NYCPlanning / db-equitable-development-tool

Data Repo for the equitable development tool (EDDT)
MIT License
0 stars 0 forks source link

Export demographics and economics #258

Closed SashaWeinstein closed 2 years ago

SashaWeinstein commented 2 years ago

Export the last two EDDT categories 🌻

We are very close! This PR has new code to export using the 5 accessors we've written together. It also has some changes to the code in those accessors. If you're curious here is action that produced the output on DO

New collate_save_census function

This replaces the old external_review_PUMS.save_PUMS function. There is a special function for the two census categories because we write separate files for each year-geography. The housing prod/QOL/housing security categories write one file to each geography.

This new function uses the existing accessor function but doesn't load them from all_accessors.py. This is not great design as I wanted one process to load accessors. However given the time constraints I didn't see how to make that happen. So currently we have two classes, Accessors in all_accessors.py which returns a flat list of indicators used for testing and exporting housing prod/QOL/housing security and then CensusAccessors which needs a geography and a year combination to get back an accessor. Maybe the two contexts in which the accessors are called are too different and we won't arrive at one unified process, I'm not sure. We could also use CensusAccessors for testing, I know it bother Te that we don't test each year for the census categories.
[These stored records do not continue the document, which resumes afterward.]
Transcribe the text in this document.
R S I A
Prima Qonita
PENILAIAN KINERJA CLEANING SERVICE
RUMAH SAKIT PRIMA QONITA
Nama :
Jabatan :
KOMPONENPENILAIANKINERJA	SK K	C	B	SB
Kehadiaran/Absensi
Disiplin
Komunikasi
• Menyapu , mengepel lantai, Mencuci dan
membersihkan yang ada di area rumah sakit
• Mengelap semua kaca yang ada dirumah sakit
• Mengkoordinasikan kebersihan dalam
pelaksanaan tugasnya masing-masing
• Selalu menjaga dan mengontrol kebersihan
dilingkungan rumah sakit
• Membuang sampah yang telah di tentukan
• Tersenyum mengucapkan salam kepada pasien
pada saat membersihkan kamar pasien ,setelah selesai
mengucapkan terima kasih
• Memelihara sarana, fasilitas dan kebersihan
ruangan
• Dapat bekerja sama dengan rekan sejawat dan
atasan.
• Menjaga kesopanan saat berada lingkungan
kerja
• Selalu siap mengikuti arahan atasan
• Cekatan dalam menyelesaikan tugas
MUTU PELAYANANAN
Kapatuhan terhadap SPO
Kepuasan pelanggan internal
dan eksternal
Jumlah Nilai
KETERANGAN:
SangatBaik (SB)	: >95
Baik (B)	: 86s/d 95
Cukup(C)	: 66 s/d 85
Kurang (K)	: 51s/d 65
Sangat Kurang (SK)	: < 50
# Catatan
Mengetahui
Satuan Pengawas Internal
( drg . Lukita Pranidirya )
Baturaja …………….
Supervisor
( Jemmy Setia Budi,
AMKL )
Changes to existing accessors

Year parameter

All accessors for demographics and economics now take a year parameter. This is so that they can all be called via df = accessor(geography, year). For the two census pums accessors this is redundant as they can only take a year parameter of "2000" but it was the best way to have consistency on the export end. For decennial_census_001020 the years it can take were changed from [2000, 2010, 2020] to ["2000", "0812", "1519"]. This parameter is immediately fed into a mapper dictionary so this change was very easy to make.

"pop" variable from census and ACS PUMS re-named

We had run into this problem before where the decennial census has the count of total pop we report on the front-end and the census/ACS PUMS have the total pop we use as a denominator. They were both named "pop" which messes with the merge. We had run into this problem before and I don't remember how we resolved it. My solution here was to rename the pop from ACS/census PUMS to pop_denom. If this isn't best it should be pretty straightforward for me or another engineer to change it.

Miscellaneous changes

Files, functions and workflows that used to read "PUMS_collate" or "PUMS_export" now are "census_collate" or "census_export". The structure where these two categories need their own code hasn't changed but now we have surveys other than PUMS.

SashaWeinstein commented 2 years ago

Thanks for the comments, watching this video on partial functions now

SashaWeinstein commented 2 years ago

@td928 I think you're right that functions are more appropriate for our system of returning accessors.

I'm thinking maybe a single get_accessors function that takes a category name and optional arg of year. If the category is housing prod/QOL/housing security then it returns the associated iterable of accessors. If the category is demographics/economics then it uses to year to return the correct iterable of accessors.

I don't think this process would require partial functions or closures? Do you have an idea of where to implement those?

td928 commented 2 years ago

@td928 I think you're right that functions are more appropriate for our system of returning accessors.

I'm thinking maybe a single get_accessors function that takes a category name and optional arg of year. If the category is housing prod/QOL/housing security then it returns the associated iterable of accessors. If the category is demographics/economics then it uses to year to return the correct iterable of accessors.

I don't think this process would require partial functions or closures? Do you have an idea of where to implement those?

Hey @SashaWeinstein I think you are right that function are sufficient for our purposes. I also don't think this PR requires that refactoring and just ideas for future refactoring if it happens.